One of the Park Lunch’s many redeeming qualities is the scratch ticket machine placed conveniently between the bar and the entrance to the building. Somehow, Leah and I found ourselves buying into a scratch ticket lottery, in which we were the only females in a large and rowdy group of thirty- and forty-somethings. We were there two and a half hours, getting drunk, scratching tickets, and praying for $10,000 or a corvette. Amidst the detritus of the day—beer bottles, empty breakfast plates, and folded tickets—emerged an interesting story.
We had nominated a captain to command the ticket-scratching frenzy. His name was Steve Wood, and I would later learn that he had recently returned from a stint in Iraq, where he was a member of SFC1’s third platoon. On Thanksgiving morning, he was wearing a USMA sweatshirt and Adidas running pants. Nothing about his demeanor would have indicated that he had spent time holed up in the Iraqi heat.
But this is what alcohol does—it brings these sorts of things to the surface. Around screwdriver number two, Steve Wood was asking me how I felt about the war in Iraq.
“You don’t want to know,” my friend Woody told him. Woody is conservative in his politics and disagrees with me routinely. He likes to point out that my car has been targeted not because of my decorative flair with bumper stickers, but, rather, because I am a horrible driver.
“I do want to know,” Steve Wood said.
I told him I disagreed with the war. I told him I felt I’d been misled. I told him I believed that Americans were being sent to die for no real purpose.
“Oil,” Steve said. “That’s why they’re being sent.”
I nodded, surprised that we agreed. “Something happened when I was out there,” he said. “I got a letter. It said, ‘Congratulations. You have this many certified kills.’ That’s not something I want to be congratulated for.”

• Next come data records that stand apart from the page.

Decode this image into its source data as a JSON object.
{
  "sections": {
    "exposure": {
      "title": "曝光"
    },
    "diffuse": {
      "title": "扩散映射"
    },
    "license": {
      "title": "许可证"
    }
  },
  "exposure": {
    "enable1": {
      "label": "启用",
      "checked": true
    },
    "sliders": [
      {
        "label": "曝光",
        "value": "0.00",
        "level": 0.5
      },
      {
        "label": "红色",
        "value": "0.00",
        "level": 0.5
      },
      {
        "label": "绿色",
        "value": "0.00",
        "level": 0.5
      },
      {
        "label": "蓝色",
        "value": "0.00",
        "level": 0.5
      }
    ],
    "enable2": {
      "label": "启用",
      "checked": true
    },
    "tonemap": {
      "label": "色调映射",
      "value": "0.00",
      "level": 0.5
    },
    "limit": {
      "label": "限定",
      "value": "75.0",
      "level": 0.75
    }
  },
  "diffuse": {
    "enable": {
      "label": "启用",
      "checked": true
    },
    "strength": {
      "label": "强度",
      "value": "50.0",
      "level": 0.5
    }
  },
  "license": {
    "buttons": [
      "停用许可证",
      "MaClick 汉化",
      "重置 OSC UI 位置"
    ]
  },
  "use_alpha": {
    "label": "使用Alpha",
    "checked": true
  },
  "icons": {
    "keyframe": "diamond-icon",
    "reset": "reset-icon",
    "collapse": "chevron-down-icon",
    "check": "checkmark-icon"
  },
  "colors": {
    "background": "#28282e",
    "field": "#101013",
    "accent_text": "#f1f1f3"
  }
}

He wasn’t proud of the lives he had taken, and he didn’t give me the number, either. This wasn’t a video game, where success is counted through facts and figures, through the finite numbers of virtual death. This was real life, a real country where real people were being bombed by people who preferred not to know they were doing the bombing. And we were congratulating them for their success.
I wondered what that meant. I wondered what that said about our country, that we could send men out to do our dirty work and send them letters of appreciation once they had amassed enough kills to impress us. I wondered how fostering in American soldiers the desire to keep killing could do anything good for Project Iraqi Freedom.
It was Thanksgiving, and at my house my mother was preparing for 27 of our nearest and dearest. I was surrounded by friends, and, later, I would be surrounded by family. I was—and am—lucky enough to be able to say that when I go home, I have everything to go back to.
But my circumstances are increasingly uncommon. So many American families spent this holiday without a family member because our government will not pull out of Iraq. Steve Wood was lucky, because he made it home alive. He is lucky the way my friend Manny is lucky, who, when asked, says only that Iraq was hot. Manny won’t talk about the war, and I won’t push him. They are both alive and both have received, no doubt, proof of the lives they have taken.
Is that enough to be thankful for? Life? A congratulatory message from Donald Rumsfeld, applauding military efforts abroad? Should we not grieve for the lives we have taken, for the destruction we have caused? If we are truly of the national belief that life is important, then our approach is completely wrong, and we should be embarrassed, as Americans, at the reduction of Iraqi casualties to notches on the Department of Defense’s belt.